Because the record supports the factual findings of the commissioner’s representative, we must next determine whether, as a matter of law, relator’s actions rose to a level of misconduct contemplated under Minn. Stat. § 268.095, subd. 6. We have repeatedly held that a knowing violation of an employer’s rules or policies is misconduct. See, e.g., Sivertson v. Sims Sec., Inc., 390 N.W.2d 868, 871 (Minn. App. 1986) (employee’s violation of policy requiring security guard to remain at post until supervisor was notified and replacement arrived was misconduct), review denied (Minn. Aug. 20, 1986); Ruzynski v. Cub Foods, Inc., 378 N.W.2d 660, 662-63 (Minn. App. 1985) (employee’s violation of employer’s timecard policy was misconduct).

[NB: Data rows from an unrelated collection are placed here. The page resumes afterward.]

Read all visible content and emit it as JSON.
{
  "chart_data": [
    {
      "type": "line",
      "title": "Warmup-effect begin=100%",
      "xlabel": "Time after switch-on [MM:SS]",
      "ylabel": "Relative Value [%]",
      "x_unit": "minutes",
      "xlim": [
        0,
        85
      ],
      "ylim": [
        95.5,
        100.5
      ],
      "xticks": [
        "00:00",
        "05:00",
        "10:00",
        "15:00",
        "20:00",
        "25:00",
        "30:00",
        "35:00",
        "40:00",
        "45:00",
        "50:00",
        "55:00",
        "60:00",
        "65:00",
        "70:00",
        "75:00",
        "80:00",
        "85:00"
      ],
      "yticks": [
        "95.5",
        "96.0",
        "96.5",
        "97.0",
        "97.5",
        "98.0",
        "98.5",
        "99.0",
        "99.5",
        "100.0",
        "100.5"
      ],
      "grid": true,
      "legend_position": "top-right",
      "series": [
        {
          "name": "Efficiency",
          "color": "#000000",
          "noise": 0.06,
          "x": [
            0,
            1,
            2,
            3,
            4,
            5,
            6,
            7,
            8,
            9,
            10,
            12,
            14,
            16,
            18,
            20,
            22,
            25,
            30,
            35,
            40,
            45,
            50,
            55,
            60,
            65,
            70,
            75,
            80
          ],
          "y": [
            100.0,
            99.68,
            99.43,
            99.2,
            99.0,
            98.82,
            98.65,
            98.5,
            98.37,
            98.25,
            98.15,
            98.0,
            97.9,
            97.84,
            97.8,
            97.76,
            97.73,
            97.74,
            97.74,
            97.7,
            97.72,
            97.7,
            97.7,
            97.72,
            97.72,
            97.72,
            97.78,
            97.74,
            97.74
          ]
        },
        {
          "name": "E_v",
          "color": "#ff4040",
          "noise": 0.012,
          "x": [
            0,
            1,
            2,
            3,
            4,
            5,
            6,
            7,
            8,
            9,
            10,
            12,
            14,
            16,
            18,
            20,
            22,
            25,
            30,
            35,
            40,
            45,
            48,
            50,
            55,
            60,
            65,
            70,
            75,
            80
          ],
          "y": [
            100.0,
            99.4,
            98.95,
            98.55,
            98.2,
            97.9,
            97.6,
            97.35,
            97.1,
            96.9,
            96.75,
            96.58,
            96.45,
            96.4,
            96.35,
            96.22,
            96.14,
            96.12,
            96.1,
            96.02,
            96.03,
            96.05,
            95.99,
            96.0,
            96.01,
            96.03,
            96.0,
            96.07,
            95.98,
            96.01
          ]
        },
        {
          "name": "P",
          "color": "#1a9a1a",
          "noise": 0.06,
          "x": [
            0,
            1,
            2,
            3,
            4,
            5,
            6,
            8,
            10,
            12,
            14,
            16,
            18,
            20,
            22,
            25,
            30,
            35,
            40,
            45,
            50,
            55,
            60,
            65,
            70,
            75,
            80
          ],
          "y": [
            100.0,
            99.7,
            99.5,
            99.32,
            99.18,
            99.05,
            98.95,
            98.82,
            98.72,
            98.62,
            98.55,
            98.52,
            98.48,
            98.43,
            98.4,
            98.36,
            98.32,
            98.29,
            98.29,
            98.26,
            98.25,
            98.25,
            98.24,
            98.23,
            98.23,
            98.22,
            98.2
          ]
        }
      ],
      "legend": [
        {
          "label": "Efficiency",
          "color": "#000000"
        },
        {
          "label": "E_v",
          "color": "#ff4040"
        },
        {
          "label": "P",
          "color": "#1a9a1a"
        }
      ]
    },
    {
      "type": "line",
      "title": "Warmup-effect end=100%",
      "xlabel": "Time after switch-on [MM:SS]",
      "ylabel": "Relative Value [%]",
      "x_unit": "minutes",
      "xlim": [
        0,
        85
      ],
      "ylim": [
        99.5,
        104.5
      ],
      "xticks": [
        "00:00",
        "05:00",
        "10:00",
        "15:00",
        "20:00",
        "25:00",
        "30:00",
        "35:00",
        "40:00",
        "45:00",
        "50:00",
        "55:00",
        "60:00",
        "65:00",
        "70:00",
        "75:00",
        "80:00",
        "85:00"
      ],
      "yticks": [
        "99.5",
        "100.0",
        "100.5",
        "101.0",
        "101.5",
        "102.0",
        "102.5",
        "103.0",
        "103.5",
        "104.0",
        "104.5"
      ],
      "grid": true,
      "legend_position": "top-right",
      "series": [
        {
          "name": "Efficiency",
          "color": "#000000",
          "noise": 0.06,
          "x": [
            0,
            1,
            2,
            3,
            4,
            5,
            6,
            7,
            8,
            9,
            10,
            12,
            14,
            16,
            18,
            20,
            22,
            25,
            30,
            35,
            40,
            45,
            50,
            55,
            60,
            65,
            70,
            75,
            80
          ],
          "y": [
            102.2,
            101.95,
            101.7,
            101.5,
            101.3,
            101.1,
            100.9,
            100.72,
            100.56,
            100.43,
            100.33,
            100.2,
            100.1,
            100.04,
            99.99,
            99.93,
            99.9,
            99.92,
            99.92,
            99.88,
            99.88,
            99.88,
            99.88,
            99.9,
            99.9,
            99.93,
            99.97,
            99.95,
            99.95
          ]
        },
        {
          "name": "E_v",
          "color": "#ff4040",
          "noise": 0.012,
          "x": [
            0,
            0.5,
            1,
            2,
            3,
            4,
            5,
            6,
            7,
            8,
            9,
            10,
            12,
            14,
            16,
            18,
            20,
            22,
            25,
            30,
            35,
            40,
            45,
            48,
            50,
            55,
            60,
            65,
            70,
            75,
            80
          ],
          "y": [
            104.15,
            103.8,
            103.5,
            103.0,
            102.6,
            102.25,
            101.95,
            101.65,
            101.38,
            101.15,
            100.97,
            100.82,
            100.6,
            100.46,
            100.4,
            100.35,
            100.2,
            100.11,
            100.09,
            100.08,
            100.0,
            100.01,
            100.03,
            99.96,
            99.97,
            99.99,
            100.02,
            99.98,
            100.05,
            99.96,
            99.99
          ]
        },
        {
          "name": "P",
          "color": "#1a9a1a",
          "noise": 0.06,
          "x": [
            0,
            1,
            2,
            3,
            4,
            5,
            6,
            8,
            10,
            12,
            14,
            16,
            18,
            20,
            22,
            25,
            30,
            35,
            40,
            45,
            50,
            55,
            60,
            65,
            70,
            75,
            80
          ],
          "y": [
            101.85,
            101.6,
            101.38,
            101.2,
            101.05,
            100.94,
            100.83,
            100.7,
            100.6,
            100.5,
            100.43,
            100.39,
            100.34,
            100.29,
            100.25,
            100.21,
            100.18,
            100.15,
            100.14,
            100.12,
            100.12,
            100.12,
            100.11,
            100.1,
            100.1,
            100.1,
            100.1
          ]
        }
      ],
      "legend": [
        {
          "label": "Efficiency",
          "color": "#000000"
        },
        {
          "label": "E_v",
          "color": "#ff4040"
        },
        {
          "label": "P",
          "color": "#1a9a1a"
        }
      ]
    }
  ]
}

Relator disregarded direct instructions from her supervisors by sending out letters without the prior approval she was told was necessary and by ignoring the request that she not make suggestions about company procedure until she had been employed there for six months. The record does not indicate that relator was mistaken about the meaning of any of the instructions. Rather, she knew of the instructions and chose not to follow them. Because these actions were intentional and in direct violation of instructions she had received from respondent, her actions qualify as employment misconduct under the law. See Houston v. International Data Transfer Corp., 645 N.W.2d 144, 150 (Minn. 2002).
Relator also claims that she did not receive any written warnings of misconduct and that the conduct at issue involved one-time occurrences that she subsequently corrected. But, in the context of a claim for unemployment benefits, the issue is not whether the employer properly terminated the employee; it is whether the terminated employee is entitled to unemployment compensation. Auger v. Gillette Co., 303 N.W.2d 255, 257 (Minn. 1981). And even a single incident may constitute misconduct disqualifying an employee from unemployment benefits, Wilson v. Comfort Bus Co., Inc., 491 N.W.2d 908, 911 (Minn. App. 1992), review denied (Minn. Jan. 15, 1993), if the incident involved was intentional conduct that disregarded the standards of conduct the employer had a right to expect. Minn. Stat. § 268.095, subd. 6(a) (2000). Because the facts show relator’s conduct was intentional, we conclude the commissioner’s representative did not err in concluding she was not entitled to unemployment benefits.